School of Public Health and Preventive Medicine, Monash University, Melbourne, VIC, Australia.
Menzies Institute for Medical Research, University of Tasmania, Hobart, TAS, Australia.
BMC Med. 2024 Jul 29;22(1):306. doi: 10.1186/s12916-024-03507-8.
The net benefit of aspirin cessation in older adults remains uncertain. This study aimed to use observational data to emulate a randomized trial of aspirin cessation versus continuation in older adults without cardiovascular disease (CVD).
Post hoc analysis using a target trial emulation framework applied to the immediate post-trial period (2017-2021) of a study of low-dose aspirin initiation in adults aged ≥ 70 years (ASPREE; NCT01038583). Participants from Australia and the USA were included if they were free of CVD at the start of the post-trial intervention period (time zero, T0) and had been taking open-label or randomized aspirin immediately before T0. The two groups in the target trial were as follows: aspirin cessation (participants who were taking randomized aspirin immediately before T0; assumed to have stopped at T0 as instructed) versus aspirin continuation (participants on open-label aspirin at T0 regardless of their randomized treatment; assumed to have continued at T0). The outcomes after T0 were incident CVD, major adverse cardiovascular events (MACE), all-cause mortality, and major bleeding during 3, 6, and 12 months (short-term) and 48 months (long-term) follow-up. Hazard ratios (HRs) comparing aspirin cessation to continuation were estimated from propensity-score (PS) adjusted Cox proportional-hazards regression models.
We included 6103 CVD-free participants (cessation: 5427, continuation: 676). Over both short- and long-term follow-up, aspirin cessation versus continuation was not associated with elevated risk of CVD, MACE, and all-cause mortality (HRs, at 3 and 48 months respectively, were 1.23 and 0.73 for CVD, 1.11 and 0.84 for MACE, and 0.23 and 0.79 for all-cause mortality, p > 0.05), but cessation had a reduced risk of incident major bleeding events (HRs at 3 and 48 months, 0.16 and 0.63, p < 0.05). Similar findings were seen for all outcomes at 6 and 12 months, except for a lowered risk of all-cause mortality in the cessation group at 12 months.
Our findings suggest that deprescribing prophylactic aspirin might be safe in healthy older adults with no known CVD.
在老年人中停止使用阿司匹林的净获益仍不确定。本研究旨在使用观察性数据模拟一项在无心血管疾病(CVD)的老年人中停止使用阿司匹林与继续使用阿司匹林的随机试验。

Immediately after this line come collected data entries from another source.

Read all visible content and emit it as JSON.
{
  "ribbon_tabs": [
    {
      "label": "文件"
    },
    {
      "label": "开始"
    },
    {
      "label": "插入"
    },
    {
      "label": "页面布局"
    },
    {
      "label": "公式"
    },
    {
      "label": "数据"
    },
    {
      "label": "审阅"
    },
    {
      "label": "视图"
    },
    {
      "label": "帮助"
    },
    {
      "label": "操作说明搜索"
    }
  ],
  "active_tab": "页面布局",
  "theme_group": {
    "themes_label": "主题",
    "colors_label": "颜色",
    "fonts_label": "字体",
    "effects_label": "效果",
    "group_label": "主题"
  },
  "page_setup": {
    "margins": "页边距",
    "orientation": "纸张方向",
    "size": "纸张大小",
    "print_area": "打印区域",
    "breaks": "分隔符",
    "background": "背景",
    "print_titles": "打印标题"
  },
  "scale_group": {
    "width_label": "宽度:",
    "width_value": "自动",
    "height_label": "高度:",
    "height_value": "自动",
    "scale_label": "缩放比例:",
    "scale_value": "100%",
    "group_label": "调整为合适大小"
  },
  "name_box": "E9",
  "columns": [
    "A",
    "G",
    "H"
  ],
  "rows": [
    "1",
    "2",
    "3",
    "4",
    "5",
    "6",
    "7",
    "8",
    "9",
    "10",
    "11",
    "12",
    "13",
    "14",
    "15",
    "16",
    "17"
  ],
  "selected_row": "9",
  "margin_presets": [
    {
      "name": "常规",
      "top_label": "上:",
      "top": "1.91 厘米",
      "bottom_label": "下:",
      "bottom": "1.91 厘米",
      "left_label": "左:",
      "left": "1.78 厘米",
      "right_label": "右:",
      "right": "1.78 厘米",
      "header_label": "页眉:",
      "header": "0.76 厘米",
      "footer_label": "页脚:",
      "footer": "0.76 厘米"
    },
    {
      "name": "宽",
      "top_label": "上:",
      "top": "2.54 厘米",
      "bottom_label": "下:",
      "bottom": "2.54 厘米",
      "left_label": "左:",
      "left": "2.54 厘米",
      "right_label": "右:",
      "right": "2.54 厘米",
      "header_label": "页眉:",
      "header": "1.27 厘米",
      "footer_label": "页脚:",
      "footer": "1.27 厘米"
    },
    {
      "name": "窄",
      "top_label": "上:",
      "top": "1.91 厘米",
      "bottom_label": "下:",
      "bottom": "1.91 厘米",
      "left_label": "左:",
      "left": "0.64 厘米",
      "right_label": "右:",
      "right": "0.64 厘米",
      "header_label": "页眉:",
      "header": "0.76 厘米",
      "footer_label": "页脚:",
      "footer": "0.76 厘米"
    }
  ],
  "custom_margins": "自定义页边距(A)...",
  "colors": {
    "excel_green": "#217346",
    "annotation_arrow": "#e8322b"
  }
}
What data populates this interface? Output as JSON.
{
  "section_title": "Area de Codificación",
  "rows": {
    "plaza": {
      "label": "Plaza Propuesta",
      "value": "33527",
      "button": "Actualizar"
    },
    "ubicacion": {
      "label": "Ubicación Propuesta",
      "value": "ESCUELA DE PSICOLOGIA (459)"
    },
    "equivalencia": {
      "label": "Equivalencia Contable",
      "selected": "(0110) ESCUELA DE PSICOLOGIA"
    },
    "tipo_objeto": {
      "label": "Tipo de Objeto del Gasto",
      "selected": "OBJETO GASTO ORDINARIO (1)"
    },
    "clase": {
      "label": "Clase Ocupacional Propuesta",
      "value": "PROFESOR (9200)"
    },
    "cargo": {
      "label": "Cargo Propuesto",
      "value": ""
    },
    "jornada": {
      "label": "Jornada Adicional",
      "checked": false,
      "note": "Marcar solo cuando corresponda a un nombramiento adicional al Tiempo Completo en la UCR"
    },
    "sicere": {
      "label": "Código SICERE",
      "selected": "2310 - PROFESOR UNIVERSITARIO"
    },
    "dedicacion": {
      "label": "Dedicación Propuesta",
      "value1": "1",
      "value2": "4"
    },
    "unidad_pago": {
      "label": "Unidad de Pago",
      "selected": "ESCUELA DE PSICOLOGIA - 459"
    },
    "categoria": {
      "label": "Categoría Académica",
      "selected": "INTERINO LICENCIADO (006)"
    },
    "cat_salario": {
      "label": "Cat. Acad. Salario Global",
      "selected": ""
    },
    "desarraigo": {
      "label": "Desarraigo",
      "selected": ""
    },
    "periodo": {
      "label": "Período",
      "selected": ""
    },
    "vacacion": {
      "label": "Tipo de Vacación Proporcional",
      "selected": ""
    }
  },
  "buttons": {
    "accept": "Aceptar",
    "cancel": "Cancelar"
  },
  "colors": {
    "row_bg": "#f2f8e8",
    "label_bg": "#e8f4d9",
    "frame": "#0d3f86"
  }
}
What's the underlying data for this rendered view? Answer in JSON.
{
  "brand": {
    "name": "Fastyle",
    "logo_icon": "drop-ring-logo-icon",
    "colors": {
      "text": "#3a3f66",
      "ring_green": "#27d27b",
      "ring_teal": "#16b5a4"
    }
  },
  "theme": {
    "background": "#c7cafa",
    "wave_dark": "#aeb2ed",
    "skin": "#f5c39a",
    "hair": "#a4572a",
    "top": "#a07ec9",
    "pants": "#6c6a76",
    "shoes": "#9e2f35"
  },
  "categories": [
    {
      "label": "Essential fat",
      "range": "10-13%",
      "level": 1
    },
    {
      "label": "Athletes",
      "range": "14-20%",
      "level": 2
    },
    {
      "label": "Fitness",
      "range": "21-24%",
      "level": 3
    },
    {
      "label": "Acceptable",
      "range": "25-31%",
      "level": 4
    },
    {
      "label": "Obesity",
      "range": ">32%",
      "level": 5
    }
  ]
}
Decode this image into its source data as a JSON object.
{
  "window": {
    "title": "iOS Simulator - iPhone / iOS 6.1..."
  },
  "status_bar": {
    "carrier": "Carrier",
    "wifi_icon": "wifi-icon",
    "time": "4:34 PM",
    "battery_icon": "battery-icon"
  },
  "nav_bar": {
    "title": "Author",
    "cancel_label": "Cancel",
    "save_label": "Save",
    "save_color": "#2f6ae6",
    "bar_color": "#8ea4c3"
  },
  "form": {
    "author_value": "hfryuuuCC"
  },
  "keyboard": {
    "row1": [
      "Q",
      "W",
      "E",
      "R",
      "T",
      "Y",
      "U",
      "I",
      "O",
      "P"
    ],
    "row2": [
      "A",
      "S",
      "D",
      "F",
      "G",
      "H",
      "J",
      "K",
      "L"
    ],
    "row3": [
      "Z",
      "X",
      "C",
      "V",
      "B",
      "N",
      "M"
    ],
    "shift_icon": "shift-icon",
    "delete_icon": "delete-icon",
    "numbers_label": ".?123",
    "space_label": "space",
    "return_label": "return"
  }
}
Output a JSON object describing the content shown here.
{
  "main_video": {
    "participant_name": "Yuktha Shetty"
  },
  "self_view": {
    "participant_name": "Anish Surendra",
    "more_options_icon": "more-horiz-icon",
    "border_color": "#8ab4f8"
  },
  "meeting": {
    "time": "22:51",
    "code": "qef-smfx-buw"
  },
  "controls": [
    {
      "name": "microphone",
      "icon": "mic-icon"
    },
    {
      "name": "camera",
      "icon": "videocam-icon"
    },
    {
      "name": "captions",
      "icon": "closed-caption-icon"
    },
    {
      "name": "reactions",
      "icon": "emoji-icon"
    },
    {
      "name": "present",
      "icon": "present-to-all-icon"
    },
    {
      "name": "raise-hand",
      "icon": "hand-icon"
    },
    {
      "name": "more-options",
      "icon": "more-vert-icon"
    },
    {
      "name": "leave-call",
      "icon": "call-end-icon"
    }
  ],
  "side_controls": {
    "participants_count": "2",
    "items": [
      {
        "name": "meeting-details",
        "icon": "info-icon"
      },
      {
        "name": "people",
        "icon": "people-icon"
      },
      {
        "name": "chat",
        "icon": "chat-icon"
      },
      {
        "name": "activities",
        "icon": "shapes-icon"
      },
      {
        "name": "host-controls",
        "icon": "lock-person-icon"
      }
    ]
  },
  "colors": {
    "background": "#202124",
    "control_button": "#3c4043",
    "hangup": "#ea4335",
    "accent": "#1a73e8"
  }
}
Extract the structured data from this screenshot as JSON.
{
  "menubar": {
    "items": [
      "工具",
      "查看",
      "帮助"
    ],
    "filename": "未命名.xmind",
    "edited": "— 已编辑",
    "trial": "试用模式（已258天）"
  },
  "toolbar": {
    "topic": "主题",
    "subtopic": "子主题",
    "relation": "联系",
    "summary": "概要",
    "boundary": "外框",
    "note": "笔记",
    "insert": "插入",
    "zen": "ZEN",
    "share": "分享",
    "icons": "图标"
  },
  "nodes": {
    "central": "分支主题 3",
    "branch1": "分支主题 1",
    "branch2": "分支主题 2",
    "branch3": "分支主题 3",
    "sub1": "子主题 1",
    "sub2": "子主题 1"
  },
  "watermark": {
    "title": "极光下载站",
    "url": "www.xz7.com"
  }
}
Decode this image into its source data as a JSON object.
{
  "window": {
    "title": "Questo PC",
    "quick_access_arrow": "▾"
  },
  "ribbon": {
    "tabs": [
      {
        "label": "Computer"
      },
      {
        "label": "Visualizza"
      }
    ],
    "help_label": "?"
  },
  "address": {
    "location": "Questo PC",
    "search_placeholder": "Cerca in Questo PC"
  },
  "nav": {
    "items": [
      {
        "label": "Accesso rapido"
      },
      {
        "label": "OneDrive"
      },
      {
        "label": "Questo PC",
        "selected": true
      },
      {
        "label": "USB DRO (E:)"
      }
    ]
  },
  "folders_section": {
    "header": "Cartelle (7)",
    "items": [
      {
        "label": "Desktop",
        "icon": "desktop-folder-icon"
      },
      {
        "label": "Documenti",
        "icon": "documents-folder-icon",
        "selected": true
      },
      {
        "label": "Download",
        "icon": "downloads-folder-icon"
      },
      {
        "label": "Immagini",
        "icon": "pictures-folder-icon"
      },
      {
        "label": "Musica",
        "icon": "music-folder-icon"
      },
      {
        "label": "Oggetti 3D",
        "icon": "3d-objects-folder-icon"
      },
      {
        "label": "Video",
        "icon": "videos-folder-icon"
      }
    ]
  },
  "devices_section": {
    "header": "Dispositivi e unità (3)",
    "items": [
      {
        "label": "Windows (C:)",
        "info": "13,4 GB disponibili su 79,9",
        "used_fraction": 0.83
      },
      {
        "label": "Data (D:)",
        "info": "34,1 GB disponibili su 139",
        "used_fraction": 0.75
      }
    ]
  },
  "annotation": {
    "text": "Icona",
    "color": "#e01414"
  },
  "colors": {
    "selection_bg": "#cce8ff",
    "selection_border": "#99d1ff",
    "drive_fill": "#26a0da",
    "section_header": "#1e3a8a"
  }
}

对一项在年龄≥70 岁的成年人中使用低剂量阿司匹林起始治疗的研究(ASPREE;NCT01038583)的即刻 post-trial 期(2017-2021 年)进行事后分析,采用目标试验模拟框架。如果澳大利亚和美国的参与者在 post-trial 干预期开始时(时间零,T0)无 CVD,并且在 T0 前立即服用开放性或随机阿司匹林,则将其纳入研究。目标试验中的两组如下:阿司匹林停药组(在 T0 前立即服用随机阿司匹林的参与者;假设按照指示在 T0 时停药)与阿司匹林继续治疗组(T0 时服用开放性阿司匹林的参与者,无论其随机治疗如何;假设在 T0 时继续服用)。T0 后的结局为新发 CVD、主要不良心血管事件(MACE)、全因死亡率和主要出血事件,随访 3、6 和 12 个月(短期)和 48 个月(长期)。使用倾向评分(PS)调整后的 Cox 比例风险回归模型估计阿司匹林停药与继续治疗相比的风险比(HRs)。
我们纳入了 6103 例无 CVD 的参与者(停药组:5427 例,继续治疗组:676 例)。在短期和长期随访中,与继续治疗相比,阿司匹林停药与 CVD、MACE 和全因死亡率的风险增加无关(3 个月和 48 个月的 HR 分别为 1.23 和 0.73 用于 CVD,1.11 和 0.84 用于 MACE,0.23 和 0.79 用于全因死亡率,p>0.05),但停药组新发主要出血事件的风险降低(3 个月和 48 个月的 HR 分别为 0.16 和 0.63,p<0.05)。在 6 个月和 12 个月时,所有结局均观察到类似的发现,除了停药组在 12 个月时全因死亡率风险降低。
我们的研究结果表明,在无已知 CVD 的健康老年人中,停止使用预防性阿司匹林可能是安全的。